My morning e-mail informs me that I've been accused of thinking I'm a philosopher, which is a statement so absurd that I think only someone who has read little to no philosophy could have made the accusation. There's also a very serious accusation made about someone else, that they're me. Which is rather hilariously off the mark but I'm not going into that. It would involve dragging someone else into this who didn't ask to be and who I have little to nothing in common with.
Maybe you have to have read at least some philosophy to understand how silly the accusation is. What I do could only be mistaken for philosophizing by someone who had read no real philosophy. The person who made the accusation is a Brit, probably the result of the dreadful class assignment of the British schools under the influence of Social Darwinism and eugenics, so perhaps that accounts for the lack of philosophy in her education. My methods aren't anything that wasn't taught in American high school in the early 1960s, research your premise to support it, subject it to at least some level of criticism and draw logical conclusions, necessary ones especially, from what you've found out. To mistake that for philosophy in the modern sense of the word is, maybe, a result of that loss of a liberal education I noted among those who go into the sciences. Though I've read enough of the philosophy of science to know that science can't be divorced from those same methods and retain anything like reliability. If you want to see what happens when that is the case, you can look at the social sciences and, especially important to consider, the invasion of the methods and short cuts of the social sciences into evolutionary biology, beginning in the 1860s, what may account for the faulty education of my accuser growing up under the regime influenced by the liar and scientific fraud, Sir Cyril Burt*.
No. What I do isn't philosophy, it's more like writing a high school expository theme with serious intent. Or, at least, what that used to be like in a small town high school in New England a half a century ago, if you were lucky enough to get a couple of good teachers.
The same e-mail notes that a charge of fundamentalism was also included in the accusation, which only reinforces that the accusation is made from someone who is both ignorant and lazy, someone who knows nothing about what fundamentalism is because they don't know anything about religion. For a start, I was not raised a Protestant and have never had the mistaken notion that The Bible is an inerrant text (not even in the imagined uncorrupted 1st edition that fundamentalists propose was inerrant) and I'm not convinced that all of it is equally inspired.
Though, since I have taken on Marilynne Robinson's last book which I hadn't read, When I Was a Child I Read Books, in the past two weeks, I have found out how by those same methods, of careful reading in consultation with history, the study of various texts and translations, what theologians have concluded from their study of those, that even what seemed legalistic and uninspired can reveal a far deeper level of understanding by a far more rigorous and sophisticated application of them. I doubt Marilynne Robinson would consider herself a philosopher and if she doesn't do philosophy, I certainly don't. What she says about The Law, about Moses, noting things you read in the text and don't notice for the sweep of the general narrative reveals an impressively deep reading.

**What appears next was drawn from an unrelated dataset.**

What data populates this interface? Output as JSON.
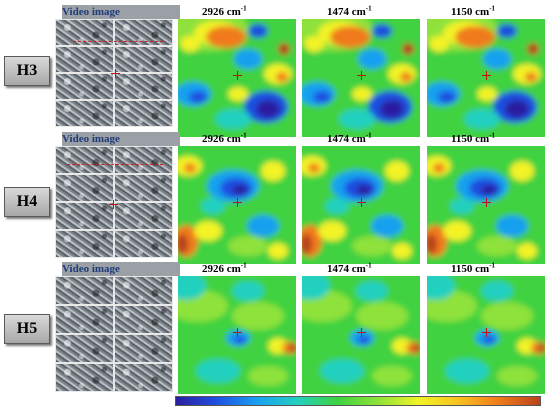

The idea that an Irish Catholic, American style liberal**, a proponent of marriage equality, the wall of separation, etc. can be honestly called a "fundamentalist" could be an expression of ignorance or it could be an expression of not caring enough about accuracy or the truth, though it could be an expression of all three. As I've also come to conclude by looking at the milieu in which those accusations were made, when you don't believe in sin you don't believe it's a sin to lie and bear false witness so you do that when you figure you can get away with it, and I don't see any way for that not to be the rule in a secular society. Even the level of truth telling that science, philosophy, all of intellectual life depends on as much as it depends on words and their accurate denotation, are totally dependent on a sense of moral obligation to tell the truth to the best of your ability. To people who lack that it's not surprising to find that someone who tries to do that looks pretentious. They believe the truth is a matter of pretense, after all. It's no accident that free public education arose in New England as a matter of religious obligation by people who believed the truth would make you free and that moral obligations were as real as the food they raised and the rocks they had to move by the ton to subsist here.
* Burt, after his fraud was exposed, was championed by scientific racists such as Arthur Jensen and J. Philippe Rushton. The propensity for that school of social science to deny equality to things like equal educational opportunities is too consistent to be anything but intrinsic to it.
** I will recommend reading the distinction Robinson notes between the American use of the word "liberal" informed by the Renaissance French definition connected to generosity and liberality of giving aid to the poor while the typical British use of it is informed by the late 18th century use of the word in what was, no doubt, considered a more scientific way of thinking which can lead to the opposite of what American liberalism is and must be for it to be distinguished from neo-liberalism, an attempt by conservatives to follow the British concept of liberalism. I like the American version better. The version that produced free education with the aspiration of providing as much as possible, something we've lost due to such modern, sciency thinking.
Update: I really can't be bothered to address every misrepresentation of what I said but if I figure I can make a point I want to make with it, I will. I certainly don't care what people who don't bother reading what I write choose to believe about it if they can't be bothered to find out. Liars lie. That's why they're liars. People who don't see for themselves are probably not worth the bother to worry about. I write for the people who do bother to read what I said before they make up their mind about it.